Mouse anti–ZO-1 mAb (Itoh et al., 1993), rat anti-occludin mAb (Saitou et al., 1997), rat anti-tricellulin mAb (Ikenouchi et al., 2005), and rat anti-cingulin mAb (Ohnishi et al., 2004) were raised and characterized previously. Rat anti–E-cadherin mAb (ECCD2) and rabbit anti-PAR-3/ASIP pAb were provided by M. Takeichi (Center for Developmental Biology, Kobe, Japan) and S. Ohno (Yokohama City University, Yokohama, Japan), respectively. Mouse anti-afadin mAb and rat anti–nectin-2 mAb were provided by Y. Takai (Osaka University, Osaka, Japan). Rabbit anti–α-catenin and mouse anti–α-tubulin (DM1A) were purchased from Sigma-Aldrich. Rabbit anti–claudin-3 pAb and rabbit anti–ZO-2 pAb were purchased from Zymed Laboratories. Rat anti-HA mAb was purchased from Roche Applied Science. Rabbit anti-aPKC pAb and anti-Tiam1 pAb were purchased from Santa Cruz Biotechnology, Inc. Mouse anti-Rac1 mAb was purchased from Upstate Biotechnology.

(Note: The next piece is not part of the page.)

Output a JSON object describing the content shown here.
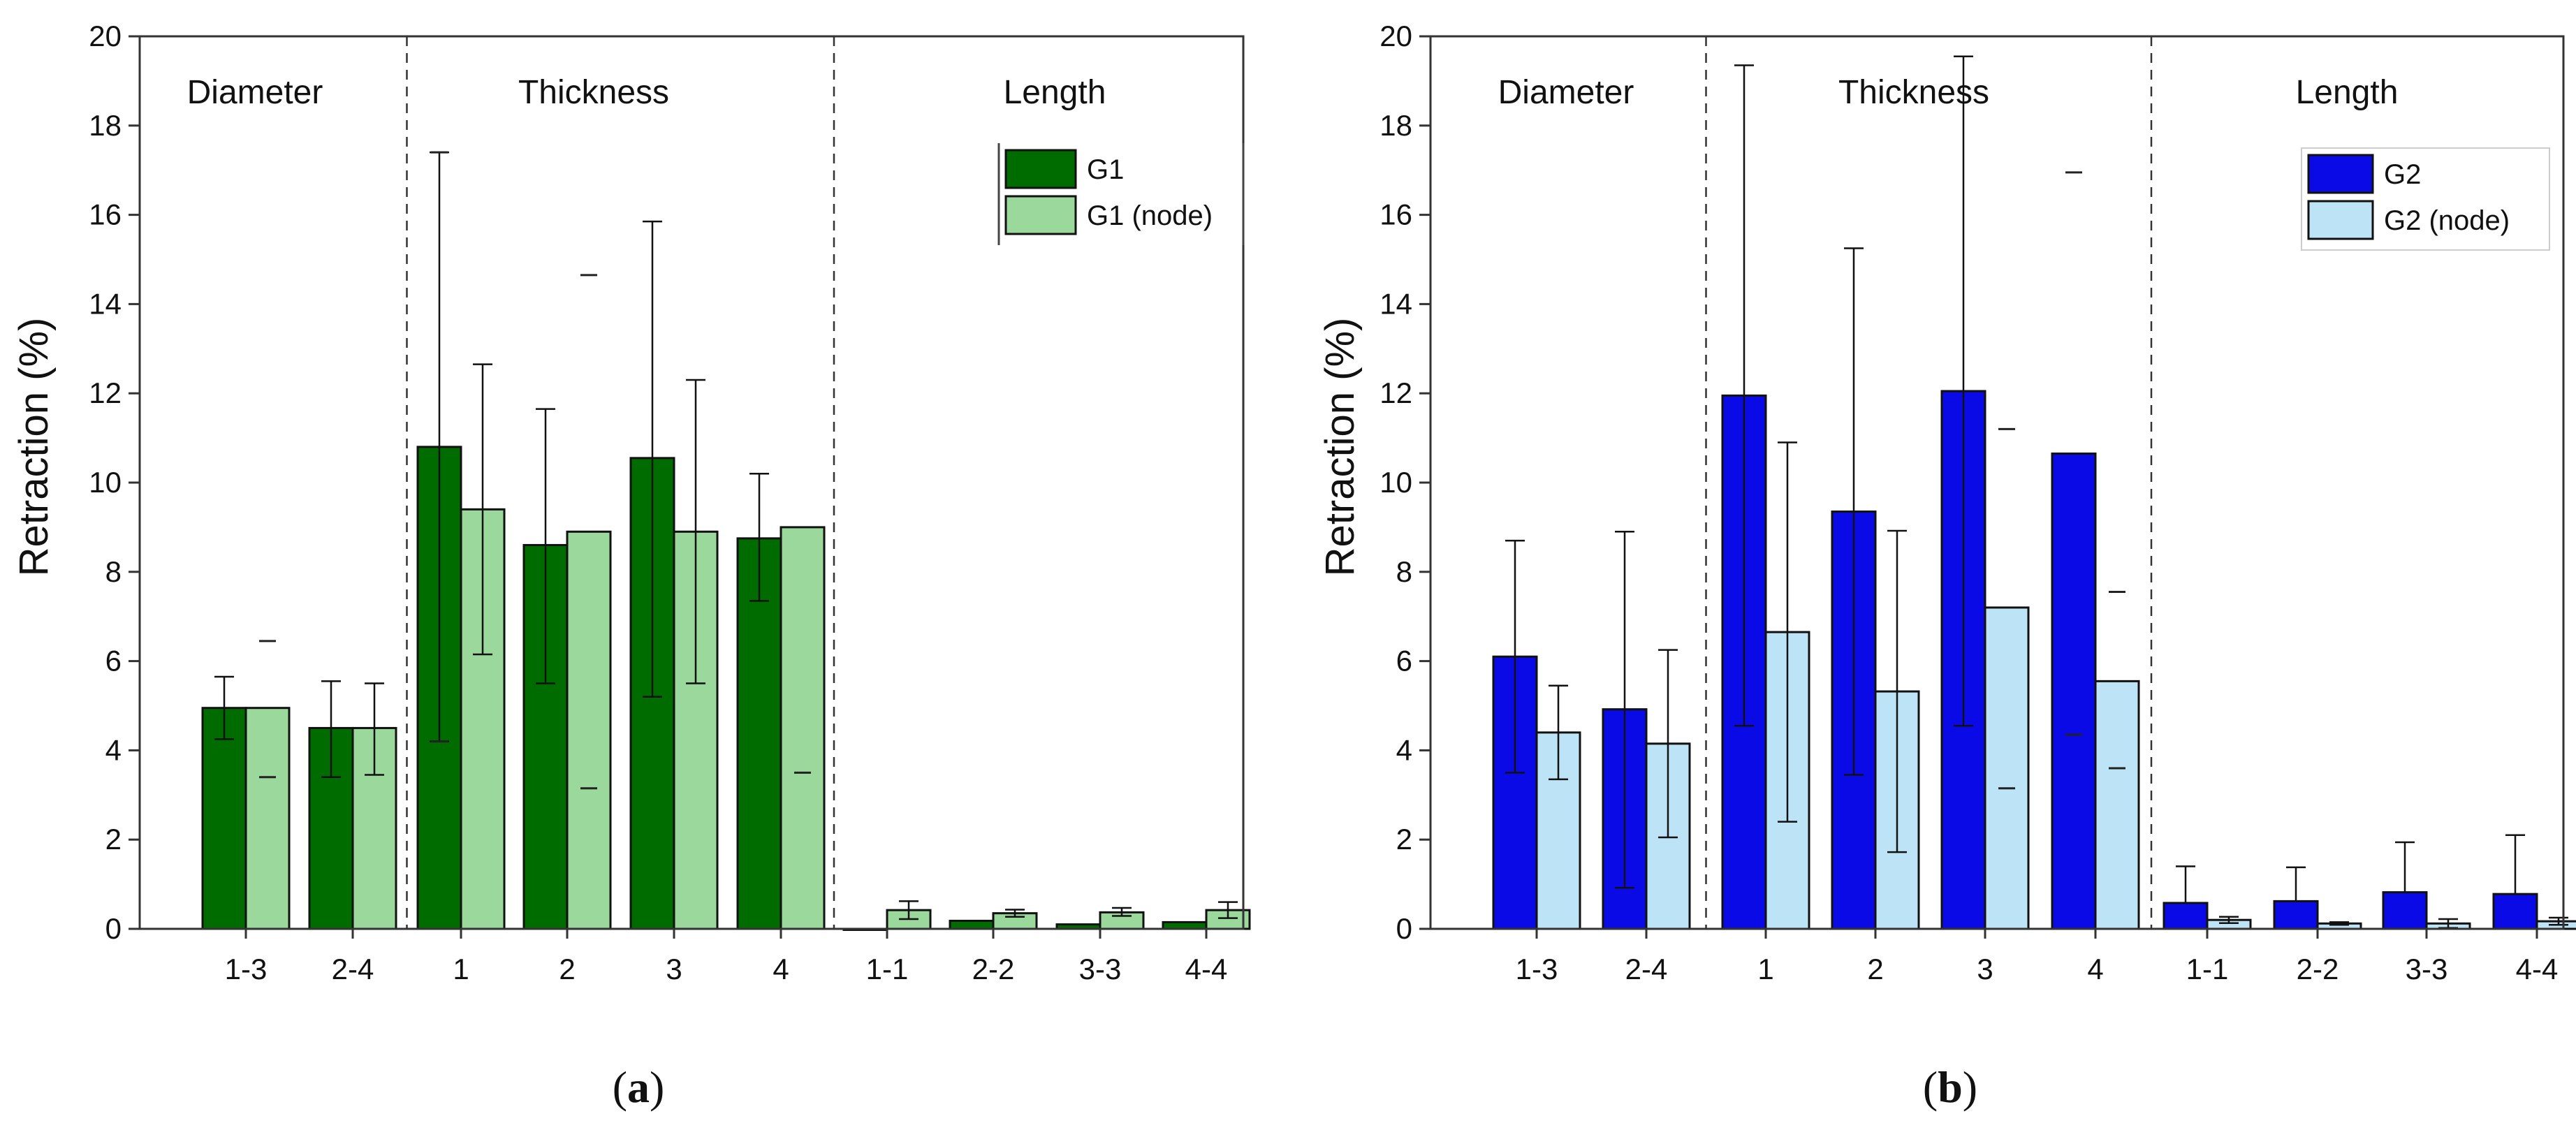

pGEX4T1-CRIB-Pak for pull-down assay of Rac1 has been described previously (Matsuo et al., 2002) and was provided by F. Oceguera-Yanez and S. Narumiya (Kyoto University, Kyoto, Japan). pEF-BOS-myc-Rac-DA and pEF-BOS-myc-Cdc42-DA were provided by Y. Takai (Osaka University, Osaka, Japan) and T. Sasaki (University of Tokushima, Tokushima, Japan). A diagram of the expression constructs of deletion mutants used in this study is shown in Fig. 4 A. Each fragment was amplified by PCR and subcloned into the vector pCAGGS-NGFP or pCAGGS-NHA.

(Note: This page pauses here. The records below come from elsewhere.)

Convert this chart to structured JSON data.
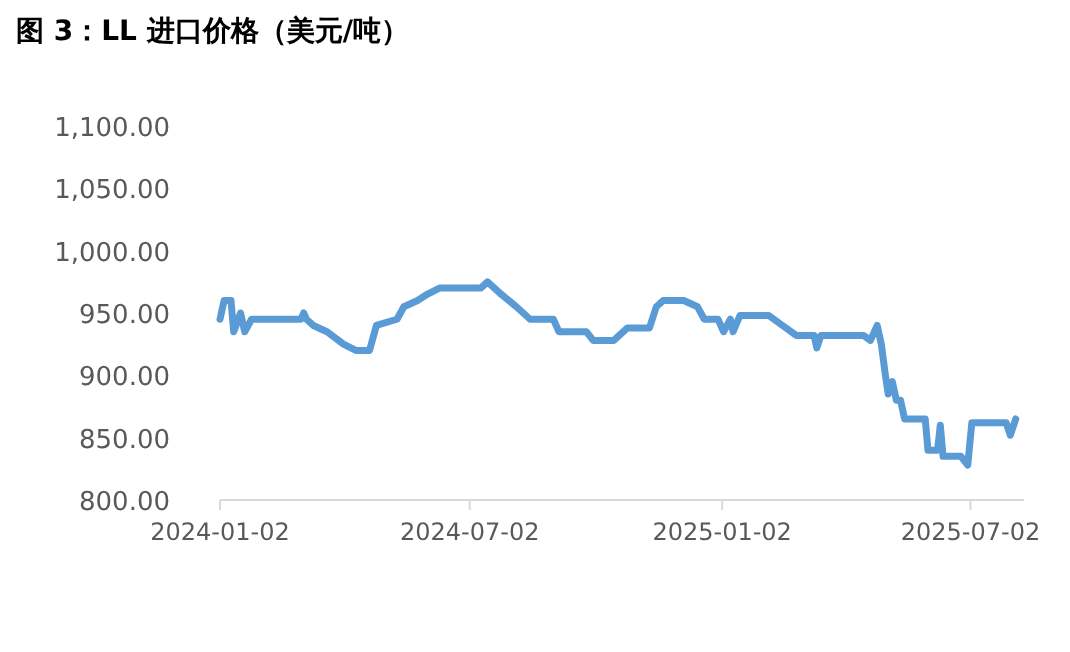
{
  "chart_data": {
    "type": "line",
    "title": "图 3：LL 进口价格（美元/吨）",
    "x": [
      "2024-01-02",
      "2024-01-05",
      "2024-01-10",
      "2024-01-12",
      "2024-01-17",
      "2024-01-20",
      "2024-01-25",
      "2024-03-01",
      "2024-03-03",
      "2024-03-05",
      "2024-03-10",
      "2024-03-20",
      "2024-04-01",
      "2024-04-10",
      "2024-04-20",
      "2024-04-25",
      "2024-05-10",
      "2024-05-15",
      "2024-05-25",
      "2024-06-01",
      "2024-06-10",
      "2024-07-10",
      "2024-07-15",
      "2024-07-25",
      "2024-08-05",
      "2024-08-15",
      "2024-09-01",
      "2024-09-05",
      "2024-09-25",
      "2024-09-30",
      "2024-10-15",
      "2024-10-25",
      "2024-11-10",
      "2024-11-15",
      "2024-11-20",
      "2024-12-05",
      "2024-12-15",
      "2024-12-20",
      "2024-12-30",
      "2025-01-03",
      "2025-01-08",
      "2025-01-10",
      "2025-01-15",
      "2025-02-05",
      "2025-02-15",
      "2025-02-25",
      "2025-03-10",
      "2025-03-12",
      "2025-03-15",
      "2025-04-15",
      "2025-04-20",
      "2025-04-25",
      "2025-04-28",
      "2025-05-01",
      "2025-05-03",
      "2025-05-06",
      "2025-05-09",
      "2025-05-12",
      "2025-05-15",
      "2025-05-30",
      "2025-06-01",
      "2025-06-08",
      "2025-06-10",
      "2025-06-12",
      "2025-06-25",
      "2025-06-30",
      "2025-07-03",
      "2025-07-28",
      "2025-07-31",
      "2025-08-04"
    ],
    "series": [
      {
        "color": "#5b9bd5",
        "values": [
          945,
          960,
          960,
          935,
          950,
          935,
          945,
          945,
          950,
          945,
          940,
          935,
          925,
          920,
          920,
          940,
          945,
          955,
          960,
          965,
          970,
          970,
          975,
          965,
          955,
          945,
          945,
          935,
          935,
          928,
          928,
          938,
          938,
          955,
          960,
          960,
          955,
          945,
          945,
          935,
          945,
          935,
          948,
          948,
          940,
          932,
          932,
          922,
          932,
          932,
          928,
          940,
          925,
          900,
          885,
          895,
          880,
          880,
          865,
          865,
          840,
          840,
          860,
          835,
          835,
          828,
          862,
          862,
          852,
          865
        ]
      }
    ],
    "xlim": [
      "2024-01-02",
      "2025-08-10"
    ],
    "xticks": [
      "2024-01-02",
      "2024-07-02",
      "2025-01-02",
      "2025-07-02"
    ],
    "ylim": [
      800,
      1100
    ],
    "yticks": [
      {
        "value": 800,
        "label": "800.00"
      },
      {
        "value": 850,
        "label": "850.00"
      },
      {
        "value": 900,
        "label": "900.00"
      },
      {
        "value": 950,
        "label": "950.00"
      },
      {
        "value": 1000,
        "label": "1,000.00"
      },
      {
        "value": 1050,
        "label": "1,050.00"
      },
      {
        "value": 1100,
        "label": "1,100.00"
      }
    ],
    "grid": false,
    "marker": "none",
    "line_style": "solid"
  }
}
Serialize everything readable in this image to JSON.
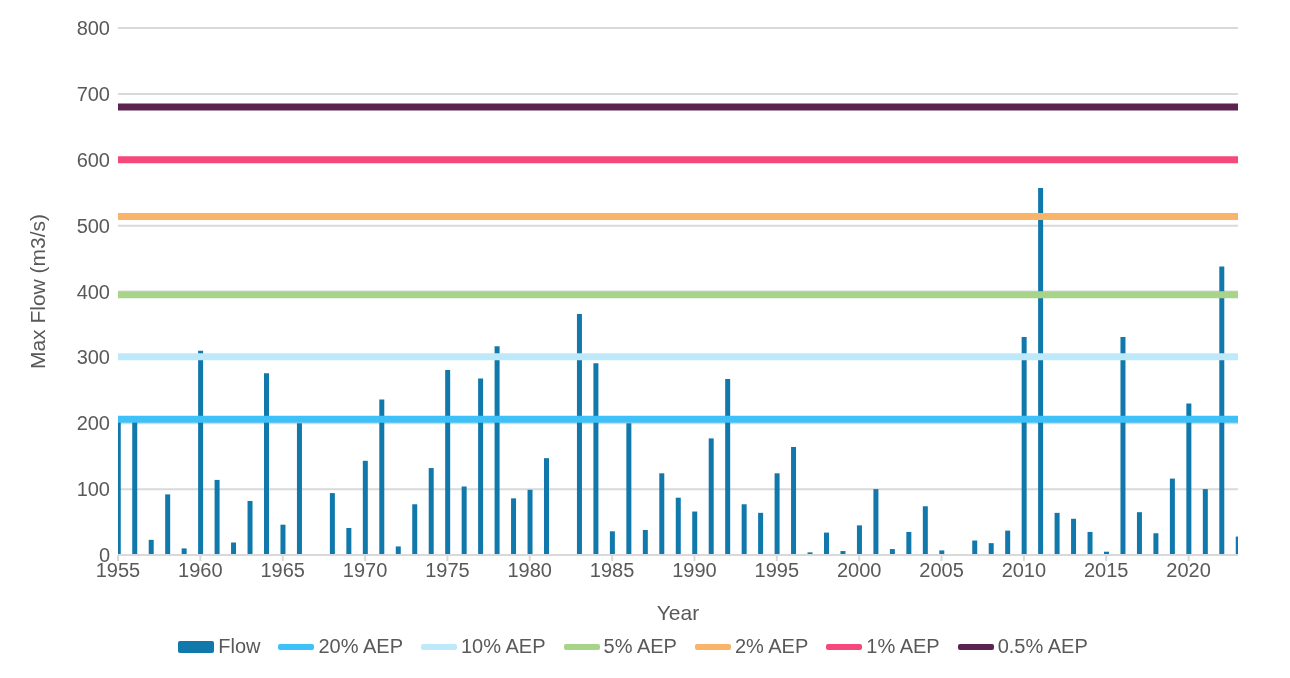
{
  "chart_data": {
    "type": "bar",
    "xlabel": "Year",
    "ylabel": "Max Flow (m3/s)",
    "x": [
      1955,
      1956,
      1957,
      1958,
      1959,
      1960,
      1961,
      1962,
      1963,
      1964,
      1965,
      1966,
      1967,
      1968,
      1969,
      1970,
      1971,
      1972,
      1973,
      1974,
      1975,
      1976,
      1977,
      1978,
      1979,
      1980,
      1981,
      1982,
      1983,
      1984,
      1985,
      1986,
      1987,
      1988,
      1989,
      1990,
      1991,
      1992,
      1993,
      1994,
      1995,
      1996,
      1997,
      1998,
      1999,
      2000,
      2001,
      2002,
      2003,
      2004,
      2005,
      2006,
      2007,
      2008,
      2009,
      2010,
      2011,
      2012,
      2013,
      2014,
      2015,
      2016,
      2017,
      2018,
      2019,
      2020,
      2021,
      2022,
      2023
    ],
    "series": [
      {
        "name": "Flow",
        "color": "#1078aa",
        "values": [
          205,
          205,
          23,
          92,
          10,
          310,
          114,
          19,
          82,
          276,
          46,
          200,
          0,
          94,
          41,
          143,
          236,
          13,
          77,
          132,
          281,
          104,
          268,
          317,
          86,
          99,
          147,
          0,
          366,
          291,
          36,
          200,
          38,
          124,
          87,
          66,
          177,
          267,
          77,
          64,
          124,
          164,
          4,
          34,
          6,
          45,
          100,
          9,
          35,
          74,
          7,
          0,
          22,
          18,
          37,
          331,
          557,
          64,
          55,
          35,
          5,
          331,
          65,
          33,
          116,
          230,
          100,
          438,
          28
        ]
      },
      {
        "name": "20% AEP",
        "type": "line",
        "color": "#3ec1f9",
        "values": [
          206,
          206,
          206,
          206,
          206,
          206,
          206,
          206,
          206,
          206,
          206,
          206,
          206,
          206,
          206,
          206,
          206,
          206,
          206,
          206,
          206,
          206,
          206,
          206,
          206,
          206,
          206,
          206,
          206,
          206,
          206,
          206,
          206,
          206,
          206,
          206,
          206,
          206,
          206,
          206,
          206,
          206,
          206,
          206,
          206,
          206,
          206,
          206,
          206,
          206,
          206,
          206,
          206,
          206,
          206,
          206,
          206,
          206,
          206,
          206,
          206,
          206,
          206,
          206,
          206,
          206,
          206,
          206,
          206
        ]
      },
      {
        "name": "10% AEP",
        "type": "line",
        "color": "#bde9fb",
        "values": [
          301,
          301,
          301,
          301,
          301,
          301,
          301,
          301,
          301,
          301,
          301,
          301,
          301,
          301,
          301,
          301,
          301,
          301,
          301,
          301,
          301,
          301,
          301,
          301,
          301,
          301,
          301,
          301,
          301,
          301,
          301,
          301,
          301,
          301,
          301,
          301,
          301,
          301,
          301,
          301,
          301,
          301,
          301,
          301,
          301,
          301,
          301,
          301,
          301,
          301,
          301,
          301,
          301,
          301,
          301,
          301,
          301,
          301,
          301,
          301,
          301,
          301,
          301,
          301,
          301,
          301,
          301,
          301,
          301
        ]
      },
      {
        "name": "5% AEP",
        "type": "line",
        "color": "#a8d48a",
        "values": [
          395,
          395,
          395,
          395,
          395,
          395,
          395,
          395,
          395,
          395,
          395,
          395,
          395,
          395,
          395,
          395,
          395,
          395,
          395,
          395,
          395,
          395,
          395,
          395,
          395,
          395,
          395,
          395,
          395,
          395,
          395,
          395,
          395,
          395,
          395,
          395,
          395,
          395,
          395,
          395,
          395,
          395,
          395,
          395,
          395,
          395,
          395,
          395,
          395,
          395,
          395,
          395,
          395,
          395,
          395,
          395,
          395,
          395,
          395,
          395,
          395,
          395,
          395,
          395,
          395,
          395,
          395,
          395,
          395
        ]
      },
      {
        "name": "2% AEP",
        "type": "line",
        "color": "#f9b46a",
        "values": [
          514,
          514,
          514,
          514,
          514,
          514,
          514,
          514,
          514,
          514,
          514,
          514,
          514,
          514,
          514,
          514,
          514,
          514,
          514,
          514,
          514,
          514,
          514,
          514,
          514,
          514,
          514,
          514,
          514,
          514,
          514,
          514,
          514,
          514,
          514,
          514,
          514,
          514,
          514,
          514,
          514,
          514,
          514,
          514,
          514,
          514,
          514,
          514,
          514,
          514,
          514,
          514,
          514,
          514,
          514,
          514,
          514,
          514,
          514,
          514,
          514,
          514,
          514,
          514,
          514,
          514,
          514,
          514,
          514
        ]
      },
      {
        "name": "1% AEP",
        "type": "line",
        "color": "#f7487b",
        "values": [
          600,
          600,
          600,
          600,
          600,
          600,
          600,
          600,
          600,
          600,
          600,
          600,
          600,
          600,
          600,
          600,
          600,
          600,
          600,
          600,
          600,
          600,
          600,
          600,
          600,
          600,
          600,
          600,
          600,
          600,
          600,
          600,
          600,
          600,
          600,
          600,
          600,
          600,
          600,
          600,
          600,
          600,
          600,
          600,
          600,
          600,
          600,
          600,
          600,
          600,
          600,
          600,
          600,
          600,
          600,
          600,
          600,
          600,
          600,
          600,
          600,
          600,
          600,
          600,
          600,
          600,
          600,
          600,
          600
        ]
      },
      {
        "name": "0.5% AEP",
        "type": "line",
        "color": "#5a2350",
        "values": [
          680,
          680,
          680,
          680,
          680,
          680,
          680,
          680,
          680,
          680,
          680,
          680,
          680,
          680,
          680,
          680,
          680,
          680,
          680,
          680,
          680,
          680,
          680,
          680,
          680,
          680,
          680,
          680,
          680,
          680,
          680,
          680,
          680,
          680,
          680,
          680,
          680,
          680,
          680,
          680,
          680,
          680,
          680,
          680,
          680,
          680,
          680,
          680,
          680,
          680,
          680,
          680,
          680,
          680,
          680,
          680,
          680,
          680,
          680,
          680,
          680,
          680,
          680,
          680,
          680,
          680,
          680,
          680,
          680
        ]
      }
    ],
    "xlim": [
      1955,
      2023
    ],
    "xticks": [
      1955,
      1960,
      1965,
      1970,
      1975,
      1980,
      1985,
      1990,
      1995,
      2000,
      2005,
      2010,
      2015,
      2020
    ],
    "ylim": [
      0,
      800
    ],
    "yticks": [
      0,
      100,
      200,
      300,
      400,
      500,
      600,
      700,
      800
    ],
    "grid": "y",
    "legend": "bottom",
    "marker": "none",
    "line_style": "solid"
  }
}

Mouse EpH4 epithelial cells, 1(ko)/2(kd) cells, and MDCK II cells were grown in Dulbecco's modified Eagle's medium supplemented with 10% fetal calf serum. EpH4 cells were a gift from E. Reichmann (Institute Suisse de Recherches, Lausanne, Switzerland). Transfection was performed using Lipofectamine Plus Reagent (Invitrogen) according to the manufacturer's instructions.

Immunofluorescence microscopy was performed as described previously (Ikenouchi et al., 2005). In brief, cells cultured on coverslips were fixed with 3% formalin in PBS for 10 min at RT, treated with 0.2% Triton X-100 in PBS for 5 min, and washed with PBS. Blocking was done by incubating the fixed cells with 5% BSA in PBS for 30 min at RT. After the antibodies had been diluted with the blocking solution, the cells were incubated at RT for 1 h with the primary antibody and for 30 min with the secondary antibody. For actin staining, Alexa Fluor 568 phalloidin (Invitrogen) was added to the secondary antibody. Specimens were observed at RT with a photomicroscope (BX51; Olympus) and with a confocal microscope (Axiovert 200M; Carl Zeiss MicroImaging, Inc.) equipped with a Plan-APOCHROMAT (60/1.40 N.A. oil-immersion objective) with appropriate binning of pixels and exposure time. The images were analyzed with IPLab version 3.9.5 (BD Biosciences) and LSM510 Meta version 3.0 (Carl Zeiss MicroImaging, Inc.).

The in vitro binding assay was performed as previously described (Itoh et al., 1997; Matsuo et al., 2002). Samples were resolved by SDS-PAGE and electrophoretically transferred to a nitrocellulose membrane (Schleicher & Schuell). This membrane was incubated successively with primary antibodies, which were visualized using a blotting detection kit (GE Healthcare).

Fig. S1 shows the colocalization of β-catenin, afadin, and Par-3 at primordial AJs in 1(ko)/2(kd) cells. Fig. S2 shows that 1(ko)/2(kd) cells restore the formation of belt-like AJs and cortical actin cables 72 h after the Ca²⁺ switch. Fig. S3 shows that exogenous expression of ZO-1^1-805 induced aberrant TJs also in MDCK II cells and that ZO-1^1-805 formed a self-homodimer in vitro.

This paper is dedicated to the memory of the late Shoichiro Tsukita.

We thank all of the members of our laboratory (Department of Cell Biology, Kyoto University Faculty of Medicine) for helpful discussions. We are indebted to Drs. F. Oceguera-Yanez, S. Narumiya, E. Reichmann, M. Takeichi, S. Ohno, T. Sasaki, and Y. Takai for providing regents; Drs. J.M. Brandner and M. Adachi for critically reading the manuscript; and A. Ikenouchi for continuous encouragement.

This study was supported in part by a Grant-in-Aid for Cancer Research (to S. Tsukita and M. Furuse) and a Grant-in-Aid for Scientific Research (A) (to S. Tsukita) from the Ministry of Education, Science, and Culture of Japan.